Part-time Job Interview Questions

Use the below-given part-time job interview questions along with our interviewing tips when recruiting employees for part-time roles in your company.

What you should know before hiring part-time employees?

Part-time employment generally refers to working less than 40 hours in a week. Consider hiring part-time employees to:

  • Get help for particular projects
  • Cover various shifts in a day
  • Decide if an employee is a great fit before offering full-time offer
  • Address seasonal rush and high demand

To reach out to the right candidates, make sure you cleverly advertise about the part-time job opportunity in your company. You could also ask knockout questions, either include them in the job application form or during screening call, to avoid deal-breakers later in the recruitment process.

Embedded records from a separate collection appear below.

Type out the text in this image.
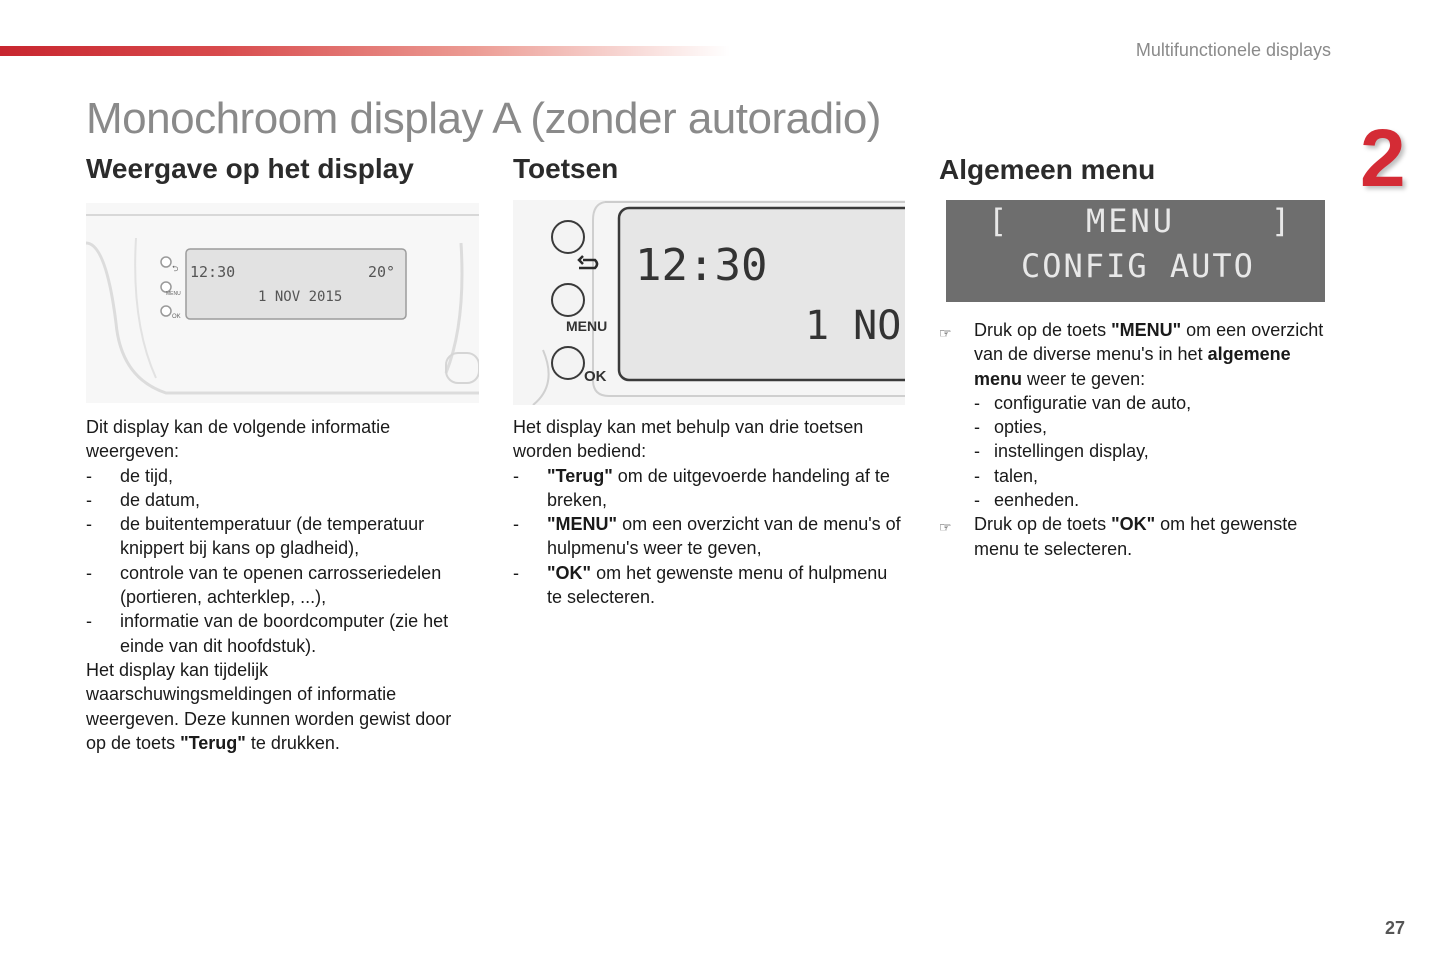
Multifunctionele displays
2
Monochroom display A (zonder autoradio)
Weergave op het display
12:30	20°
1 NOV 2015
⮌
MENU
OK

Dit display kan de volgende informatie weergeven:

- de tijd,
- de datum,
- de buitentemperatuur (de temperatuur knippert bij kans op gladheid),
- controle van te openen carrosseriedelen (portieren, achterklep, ...),
- informatie van de boordcomputer (zie het einde van dit hoofdstuk).

Het display kan tijdelijk waarschuwingsmeldingen of informatie weergeven. Deze kunnen worden gewist door op de toets "Terug" te drukken.

Toetsen
MENU
OK
12:30
1 NO

Het display kan met behulp van drie toetsen worden bediend:

- "Terug" om de uitgevoerde handeling af te breken,
- "MENU" om een overzicht van de menu's of hulpmenu's weer te geven,
- "OK" om het gewenste menu of hulpmenu te selecteren.
Algemeen menu
[ MENU	]
CONFIG AUTO
☞ Druk op de toets "MENU" om een overzicht van de diverse menu's in het algemene menu weer te geven:
- configuratie van de auto,
- opties,
- instellingen display,
- talen,
- eenheden.
☞ Druk op de toets "OK" om het gewenste menu te selecteren.
27
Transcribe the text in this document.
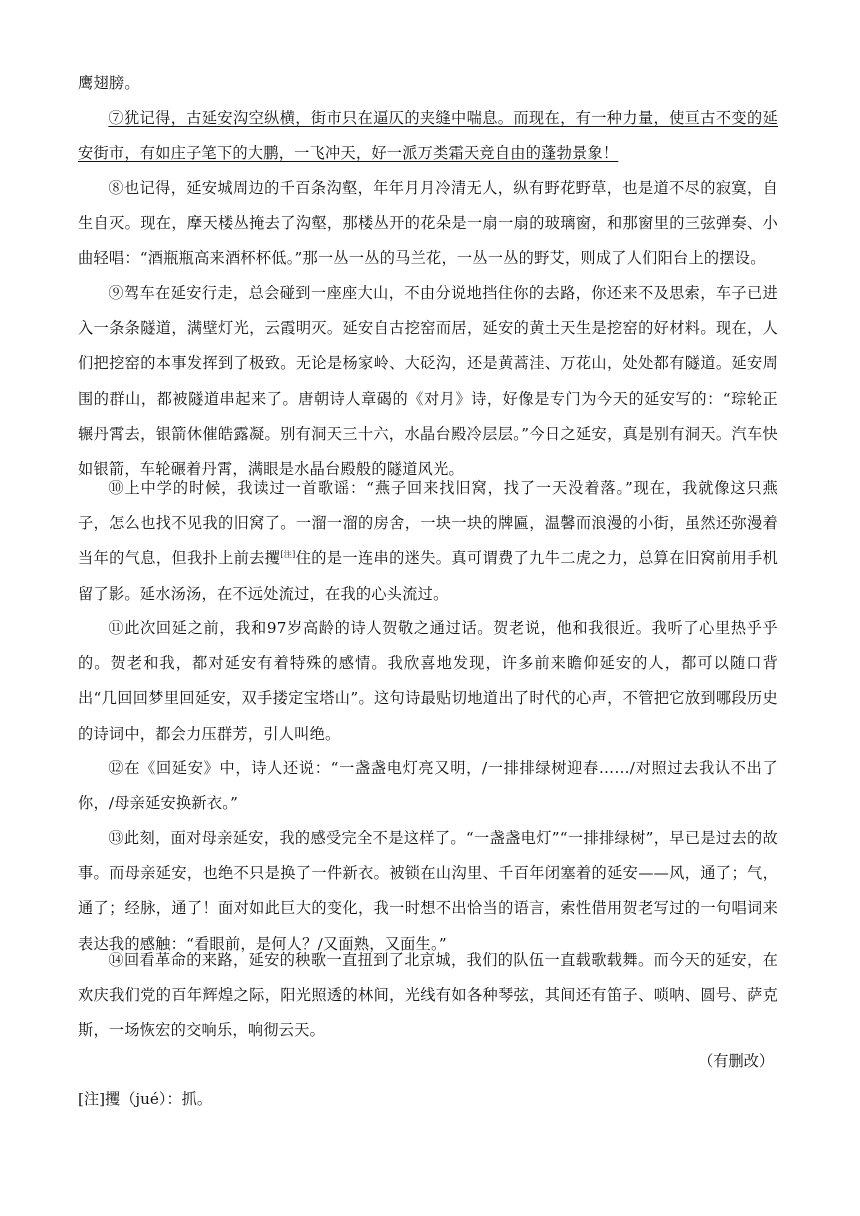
鹰翅膀。

⑦犹记得，古延安沟空纵横，街市只在逼仄的夹缝中喘息。而现在，有一种力量，使亘古不变的延安街市，有如庄子笔下的大鹏，一飞冲天，好一派万类霜天竞自由的蓬勃景象！

⑧也记得，延安城周边的千百条沟壑，年年月月冷清无人，纵有野花野草，也是道不尽的寂寞，自生自灭。现在，摩天楼丛掩去了沟壑，那楼丛开的花朵是一扇一扇的玻璃窗，和那窗里的三弦弹奏、小曲轻唱：“酒瓶瓶高来酒杯杯低。”那一丛一丛的马兰花，一丛一丛的野艾，则成了人们阳台上的摆设。

⑨驾车在延安行走，总会碰到一座座大山，不由分说地挡住你的去路，你还来不及思索，车子已进入一条条隧道，满壁灯光，云霞明灭。延安自古挖窑而居，延安的黄土天生是挖窑的好材料。现在，人们把挖窑的本事发挥到了极致。无论是杨家岭、大砭沟，还是黄蒿洼、万花山，处处都有隧道。延安周围的群山，都被隧道串起来了。唐朝诗人章碣的《对月》诗，好像是专门为今天的延安写的：“琮轮正辗丹霄去，银箭休催皓露凝。别有洞天三十六，水晶台殿冷层层。”今日之延安，真是别有洞天。汽车快如银箭，车轮碾着丹霄，满眼是水晶台殿般的隧道风光。

⑩上中学的时候，我读过一首歌谣：“燕子回来找旧窝，找了一天没着落。”现在，我就像这只燕子，怎么也找不见我的旧窝了。一溜一溜的房舍，一块一块的牌匾，温馨而浪漫的小街，虽然还弥漫着当年的气息，但我扑上前去攫[注]住的是一连串的迷失。真可谓费了九牛二虎之力，总算在旧窝前用手机留了影。延水汤汤，在不远处流过，在我的心头流过。

⑪此次回延之前，我和97岁高龄的诗人贺敬之通过话。贺老说，他和我很近。我听了心里热乎乎的。贺老和我，都对延安有着特殊的感情。我欣喜地发现，许多前来瞻仰延安的人，都可以随口背出“几回回梦里回延安，双手搂定宝塔山”。这句诗最贴切地道出了时代的心声，不管把它放到哪段历史的诗词中，都会力压群芳，引人叫绝。

⑫在《回延安》中，诗人还说：“一盏盏电灯亮又明，/一排排绿树迎春……/对照过去我认不出了你，/母亲延安换新衣。”

⑬此刻，面对母亲延安，我的感受完全不是这样了。“一盏盏电灯”“一排排绿树”，早已是过去的故事。而母亲延安，也绝不只是换了一件新衣。被锁在山沟里、千百年闭塞着的延安——风，通了；气，通了；经脉，通了！面对如此巨大的变化，我一时想不出恰当的语言，索性借用贺老写过的一句唱词来表达我的感触：“看眼前，是何人？/又面熟，又面生。”

⑭回看革命的来路，延安的秧歌一直扭到了北京城，我们的队伍一直载歌载舞。而今天的延安，在欢庆我们党的百年辉煌之际，阳光照透的林间，光线有如各种琴弦，其间还有笛子、唢呐、圆号、萨克斯，一场恢宏的交响乐，响彻云天。

（有删改）
[注]攫（jué）：抓。
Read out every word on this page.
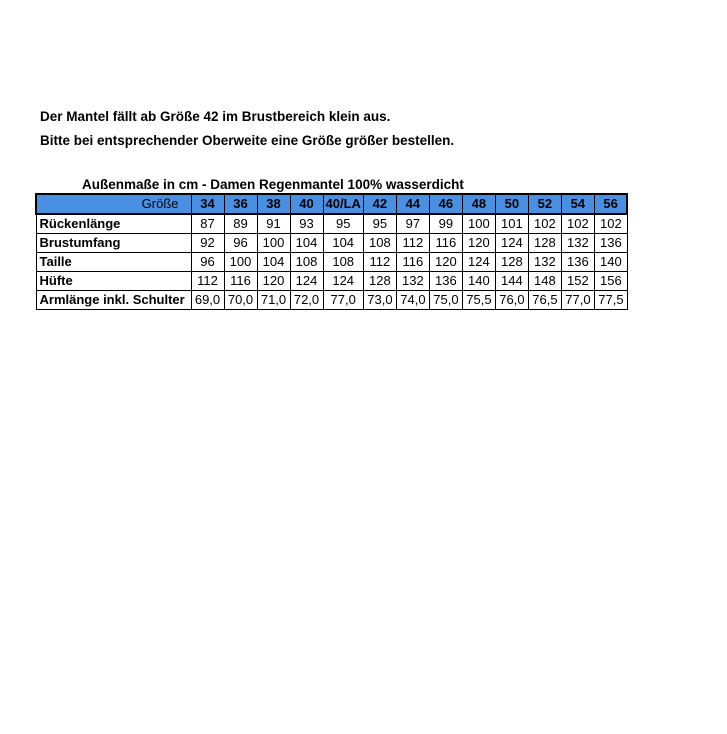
Der Mantel fällt ab Größe 42 im Brustbereich klein aus.
Bitte bei entsprechender Oberweite eine Größe größer bestellen.
Außenmaße in cm - Damen Regenmantel 100% wasserdicht
Größe	34	36	38	40	40/LA	42	44	46	48	50	52	54	56
Rückenlänge	87	89	91	93	95	95	97	99	100	101	102	102	102
Brustumfang	92	96	100	104	104	108	112	116	120	124	128	132	136
Taille	96	100	104	108	108	112	116	120	124	128	132	136	140
Hüfte	112	116	120	124	124	128	132	136	140	144	148	152	156
Armlänge inkl. Schulter	69,0	70,0	71,0	72,0	77,0	73,0	74,0	75,0	75,5	76,0	76,5	77,0	77,5
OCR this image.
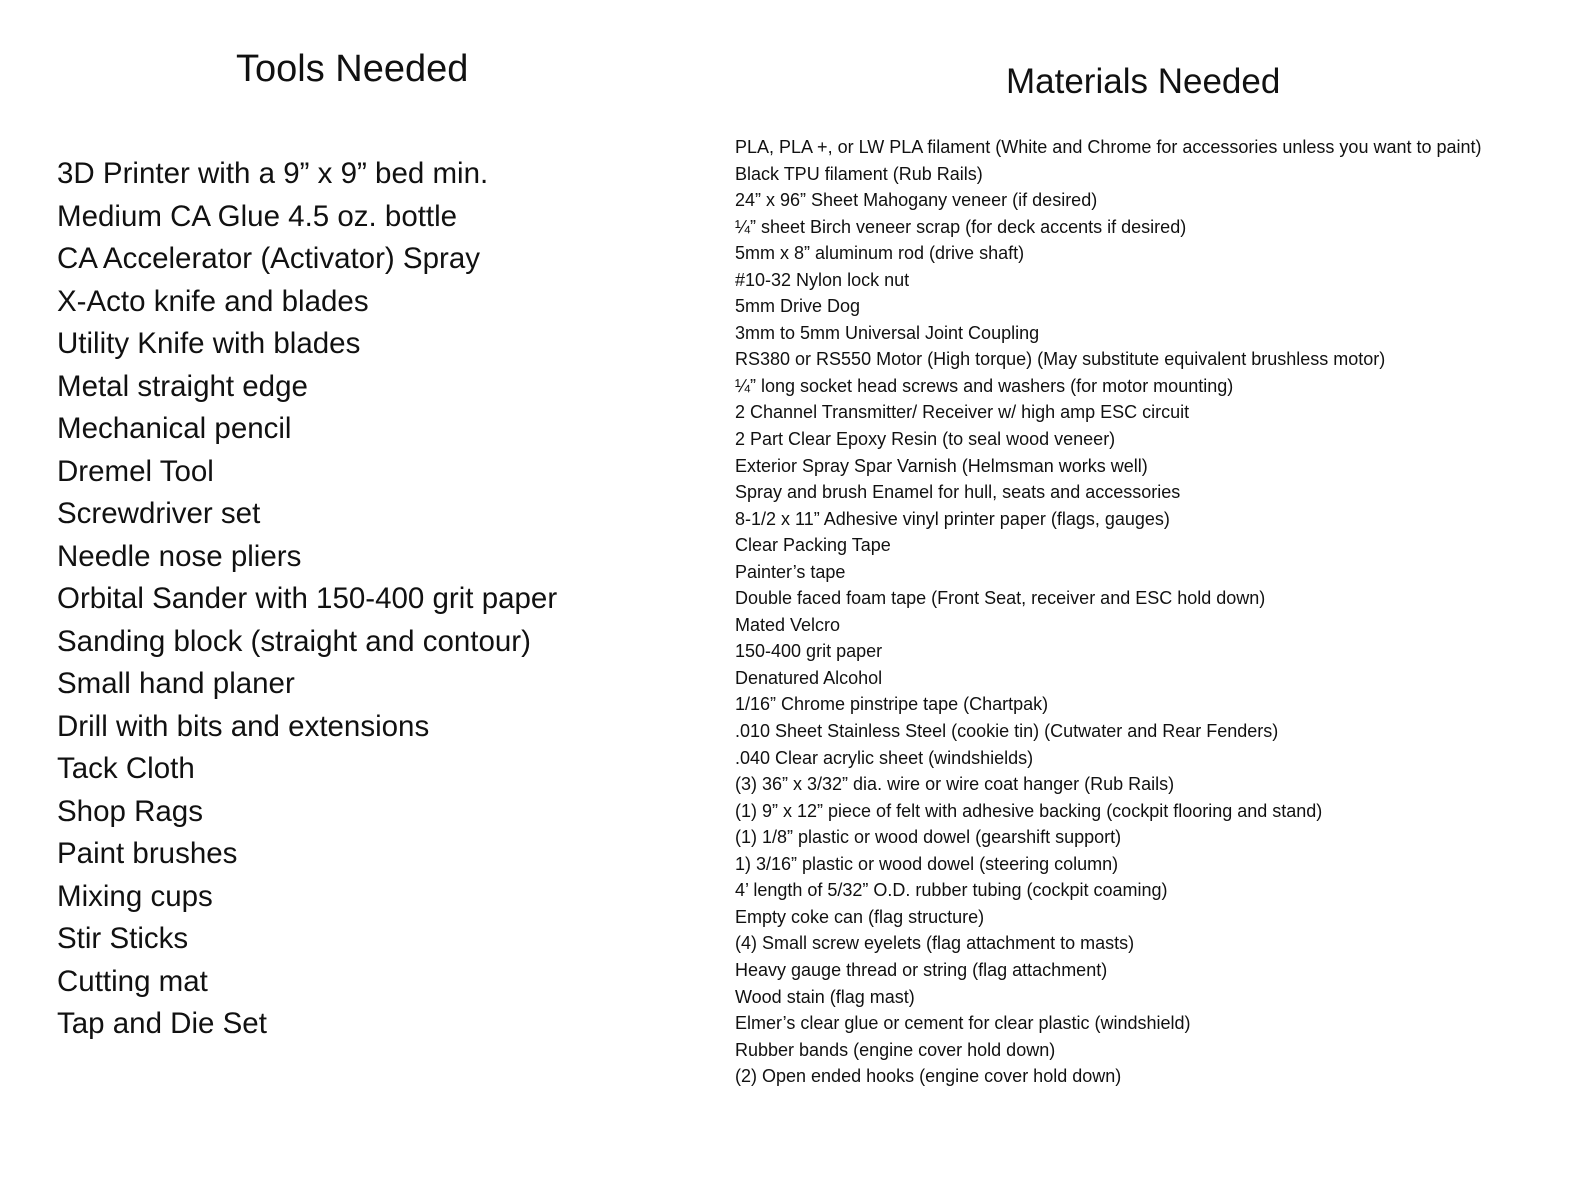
Tools Needed
3D Printer with a 9” x 9” bed min.
Medium CA Glue 4.5 oz. bottle
CA Accelerator (Activator) Spray
X-Acto knife and blades
Utility Knife with blades
Metal straight edge
Mechanical pencil
Dremel Tool
Screwdriver set
Needle nose pliers
Orbital Sander with 150-400 grit paper
Sanding block (straight and contour)
Small hand planer
Drill with bits and extensions
Tack Cloth
Shop Rags
Paint brushes
Mixing cups
Stir Sticks
Cutting mat
Tap and Die Set
Materials Needed
PLA, PLA +, or LW PLA filament (White and Chrome for accessories unless you want to paint)
Black TPU filament (Rub Rails)
24” x 96” Sheet Mahogany veneer (if desired)
¼” sheet Birch veneer scrap (for deck accents if desired)
5mm x 8” aluminum rod (drive shaft)
#10-32 Nylon lock nut
5mm Drive Dog
3mm to 5mm Universal Joint Coupling
RS380 or RS550 Motor (High torque) (May substitute equivalent brushless motor)
¼” long socket head screws and washers (for motor mounting)
2 Channel Transmitter/ Receiver w/ high amp ESC circuit
2 Part Clear Epoxy Resin (to seal wood veneer)
Exterior Spray Spar Varnish (Helmsman works well)
Spray and brush Enamel for hull, seats and accessories
8-1/2 x 11” Adhesive vinyl printer paper (flags, gauges)
Clear Packing Tape
Painter’s tape
Double faced foam tape (Front Seat, receiver and ESC hold down)
Mated Velcro
150-400 grit paper
Denatured Alcohol
1/16” Chrome pinstripe tape (Chartpak)
.010 Sheet Stainless Steel (cookie tin) (Cutwater and Rear Fenders)
.040 Clear acrylic sheet (windshields)
(3) 36” x 3/32” dia. wire or wire coat hanger (Rub Rails)
(1) 9” x 12” piece of felt with adhesive backing (cockpit flooring and stand)
(1) 1/8” plastic or wood dowel (gearshift support)
1) 3/16” plastic or wood dowel (steering column)
4’ length of 5/32” O.D. rubber tubing (cockpit coaming)
Empty coke can (flag structure)
(4) Small screw eyelets (flag attachment to masts)
Heavy gauge thread or string (flag attachment)
Wood stain (flag mast)
Elmer’s clear glue or cement for clear plastic (windshield)
Rubber bands (engine cover hold down)
(2) Open ended hooks (engine cover hold down)
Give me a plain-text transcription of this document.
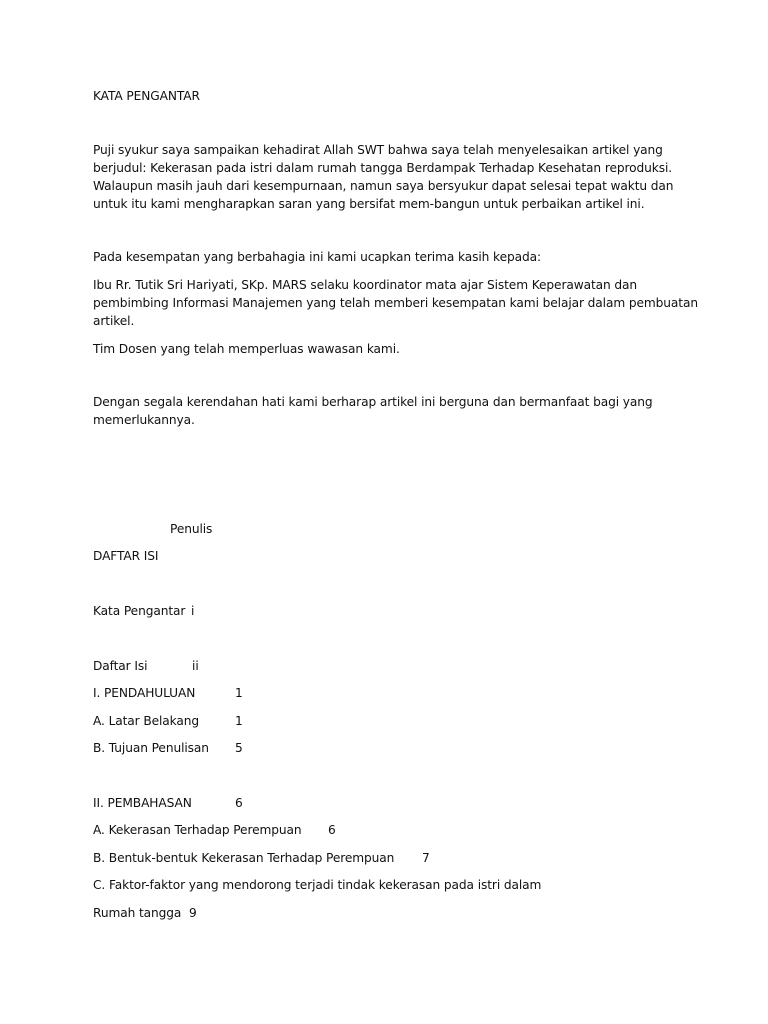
KATA PENGANTAR
Puji syukur saya sampaikan kehadirat Allah SWT bahwa saya telah menyelesaikan artikel yang
berjudul: Kekerasan pada istri dalam rumah tangga Berdampak Terhadap Kesehatan reproduksi.
Walaupun masih jauh dari kesempurnaan, namun saya bersyukur dapat selesai tepat waktu dan
untuk itu kami mengharapkan saran yang bersifat mem-bangun untuk perbaikan artikel ini.
Pada kesempatan yang berbahagia ini kami ucapkan terima kasih kepada:
Ibu Rr. Tutik Sri Hariyati, SKp. MARS selaku koordinator mata ajar Sistem Keperawatan dan
pembimbing Informasi Manajemen yang telah memberi kesempatan kami belajar dalam pembuatan
artikel.
Tim Dosen yang telah memperluas wawasan kami.
Dengan segala kerendahan hati kami berharap artikel ini berguna dan bermanfaat bagi yang
memerlukannya.
Penulis
DAFTAR ISI
Kata Pengantar i
Daftar Isi	ii
I. PENDAHULUAN	1
A. Latar Belakang	1
B. Tujuan Penulisan 5
II. PEMBAHASAN	6
A. Kekerasan Terhadap Perempuan 6
B. Bentuk-bentuk Kekerasan Terhadap Perempuan 7
C. Faktor-faktor yang mendorong terjadi tindak kekerasan pada istri dalam
Rumah tangga 9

Examples of part-time job interview questions

  • How many days or hours in a week can you give to this job?
  • Why did you apply for this role? What are your expectations from the company?
  • You might have to work in shifts. Are you comfortable working in shifts and what is your availability?
  • How do you handle stress? Give an example when you handled a stressful situation skillfully.
  • If your colleague, who works on the previous shift, leaves a ton of emails as his unfinished task, what would you do?
  • If your shift ends and the colleague who works on the next shift is not there yet. What would you do?
  • What are your long-term career objectives and how do you plan to achieve them?
  • If in future, we would want you to work fulltime, would you be interested?

How to interview candidates for part-time positions?

  • Follow the job-related criteria: Part-time employees are categorized as part-time due to a reason, so, don’t expect them to be as resourceful as a full-time employee. Use structured techniques to assess candidates and decide if they are qualified for the role.
  • Understand local labor laws related to part-time employment. Depending on your location you might have different legal obligations for part-time and full-time employees. During the interview, discuss employment terms, working schedule, wages and benefits with the candidate.
  • Don’t ask interview questions that could raise legal risks. Asking “Are your personal commitments prohibiting you from taking a full-time job?” might make candidates feel uncomfortable if they have to share their personal responsibilities. Rather, explain your available shifts and ask candidates which schedule would work for them.

Red Flags

  • They are not a culture fit: Part-time employees also play an important role. So, hire people who understand your mission and want to contribute to company’s success and are a good cultural fit..
  • They prefer full-time jobs but you can only offer part-time employment: Some candidates consider part-time jobs as stepping stones to full-time roles. If you want to retain employees in the long-run and can’t offer full-time jobs, be clear. Hire people who prefer a part-time job.
  • They can’t take different shifts: For some roles and industries, it is essential to be flexible. For example, in a retail store, a Sales Executive has to take on their colleagues’ shifts when it is required. If candidates have commitments that create scheduling issues, they might not be an apt choice for such type of roles.